I should probably mention that I was programmed from a young age to be highly aware of my use of profanity. When I was 11 or so, my mother, fresh off a teacher training course on behavior modification, started trying it out on my sister and me. She hung up a chart in the kitchen tracking our good and bad behavior - we got gold stars or minus marks depending on whether we unloaded the dishwasher or left our rooms messy. She also instituted Curse Day. On the 12th of each month, at 6 pm, we had exactly one minute to say all the curse words we wanted. After that, saying them would cost us $.25 a piece from our piggy banks. My sister and I would get excited in advance of Curse Day. At the allotted time, we’d each take a breath, and then… “Fuck! Shit!…Fuck…shit…ass…” You’d be surprised how hard it is to say nothing but curse words for sixty-seconds straight! Especially when you are 11 and 7 and don’t know that many forbidden words. When my cousins came to visit, one of them used that time to sing, to the tune of Yellow Submarine, “We all live in a fuckin’ piece of shit…”
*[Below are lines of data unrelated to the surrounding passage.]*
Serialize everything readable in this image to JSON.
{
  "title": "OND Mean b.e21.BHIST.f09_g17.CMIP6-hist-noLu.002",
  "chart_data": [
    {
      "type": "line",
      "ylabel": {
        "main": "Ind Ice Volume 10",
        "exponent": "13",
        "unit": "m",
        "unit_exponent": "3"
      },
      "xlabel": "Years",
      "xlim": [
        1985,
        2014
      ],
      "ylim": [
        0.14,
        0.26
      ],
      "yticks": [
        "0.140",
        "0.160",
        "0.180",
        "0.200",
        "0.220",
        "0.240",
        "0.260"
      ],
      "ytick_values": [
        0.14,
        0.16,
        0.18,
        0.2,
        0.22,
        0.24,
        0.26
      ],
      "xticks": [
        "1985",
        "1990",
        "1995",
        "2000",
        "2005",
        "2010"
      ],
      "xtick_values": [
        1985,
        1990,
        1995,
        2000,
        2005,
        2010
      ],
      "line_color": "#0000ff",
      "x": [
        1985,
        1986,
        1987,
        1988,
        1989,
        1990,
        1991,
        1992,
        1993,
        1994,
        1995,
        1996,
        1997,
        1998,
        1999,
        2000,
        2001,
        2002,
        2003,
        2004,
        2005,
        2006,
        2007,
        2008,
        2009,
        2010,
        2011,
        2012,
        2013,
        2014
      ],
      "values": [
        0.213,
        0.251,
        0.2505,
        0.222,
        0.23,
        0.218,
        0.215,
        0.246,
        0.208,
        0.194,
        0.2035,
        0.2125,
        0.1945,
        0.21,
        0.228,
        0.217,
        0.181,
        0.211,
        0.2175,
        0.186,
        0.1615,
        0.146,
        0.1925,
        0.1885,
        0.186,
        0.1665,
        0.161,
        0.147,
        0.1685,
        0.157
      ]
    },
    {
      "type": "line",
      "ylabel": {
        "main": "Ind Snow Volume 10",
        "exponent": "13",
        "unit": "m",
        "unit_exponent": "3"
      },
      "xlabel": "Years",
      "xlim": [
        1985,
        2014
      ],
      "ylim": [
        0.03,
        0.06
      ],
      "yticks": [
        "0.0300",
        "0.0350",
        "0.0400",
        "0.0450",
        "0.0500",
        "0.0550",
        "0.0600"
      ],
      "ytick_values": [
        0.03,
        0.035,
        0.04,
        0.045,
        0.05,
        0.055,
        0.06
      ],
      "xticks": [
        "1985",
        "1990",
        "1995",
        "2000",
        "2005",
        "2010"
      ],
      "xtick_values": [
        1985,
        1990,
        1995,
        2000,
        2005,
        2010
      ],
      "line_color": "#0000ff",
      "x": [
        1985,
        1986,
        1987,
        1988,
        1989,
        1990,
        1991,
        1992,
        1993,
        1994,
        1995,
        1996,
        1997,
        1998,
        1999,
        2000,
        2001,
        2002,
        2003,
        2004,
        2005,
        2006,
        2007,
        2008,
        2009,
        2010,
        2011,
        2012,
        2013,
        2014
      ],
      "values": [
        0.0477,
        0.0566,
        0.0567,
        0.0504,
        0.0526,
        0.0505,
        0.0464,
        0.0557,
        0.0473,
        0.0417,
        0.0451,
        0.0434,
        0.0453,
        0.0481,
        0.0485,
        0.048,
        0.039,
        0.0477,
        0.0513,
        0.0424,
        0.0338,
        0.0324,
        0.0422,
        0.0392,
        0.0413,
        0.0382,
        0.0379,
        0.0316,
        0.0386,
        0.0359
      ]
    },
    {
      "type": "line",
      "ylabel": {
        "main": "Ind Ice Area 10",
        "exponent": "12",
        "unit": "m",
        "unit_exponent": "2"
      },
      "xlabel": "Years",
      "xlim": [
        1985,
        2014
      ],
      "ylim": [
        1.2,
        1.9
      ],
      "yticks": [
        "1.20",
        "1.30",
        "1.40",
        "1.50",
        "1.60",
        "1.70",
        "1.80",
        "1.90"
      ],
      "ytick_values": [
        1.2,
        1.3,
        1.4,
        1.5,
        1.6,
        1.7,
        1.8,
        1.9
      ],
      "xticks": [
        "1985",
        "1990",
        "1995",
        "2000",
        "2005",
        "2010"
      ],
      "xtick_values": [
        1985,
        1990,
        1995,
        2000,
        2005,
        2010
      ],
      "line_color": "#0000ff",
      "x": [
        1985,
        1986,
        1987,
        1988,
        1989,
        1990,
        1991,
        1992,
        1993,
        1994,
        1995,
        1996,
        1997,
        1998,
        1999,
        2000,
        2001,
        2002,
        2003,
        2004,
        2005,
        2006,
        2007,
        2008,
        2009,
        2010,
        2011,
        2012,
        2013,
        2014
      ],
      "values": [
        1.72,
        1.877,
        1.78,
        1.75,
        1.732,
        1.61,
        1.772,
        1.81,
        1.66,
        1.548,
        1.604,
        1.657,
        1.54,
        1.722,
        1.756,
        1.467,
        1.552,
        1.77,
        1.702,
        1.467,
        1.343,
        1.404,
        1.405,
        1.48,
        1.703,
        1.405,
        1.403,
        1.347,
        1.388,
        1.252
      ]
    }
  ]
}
- “Lol.” I hate “lol,” although I sometimes use it as a joke, the joke being, I’m not really the kind of person who would use it or any acronymic abbreviation much. What I especially hate about it is that every time I see it, I become preoccupied with its pronunciation. Does it have a long or short “o” sound? Is pronounced “lole” or “loll”? My husband will sometimes kid around and say “loll” when something that is meant to be funny totally isn’t.

- Giving astrology too much credence. I have only the most rudimentary understanding of astrology. Sometimes I don’t pay much attention to horoscopes. My attention to them is directly proportional to how well things are going for me at that time. You know things are bad when I start reading for my rising sign, and even worse when I do that for my moon.

- Avoidance. I’m not just being clever here. (Okay, maybe a little.) But this is a big theme in my therapy right now. Although, come to think of it, isn’t that the whole theme of therapy, period?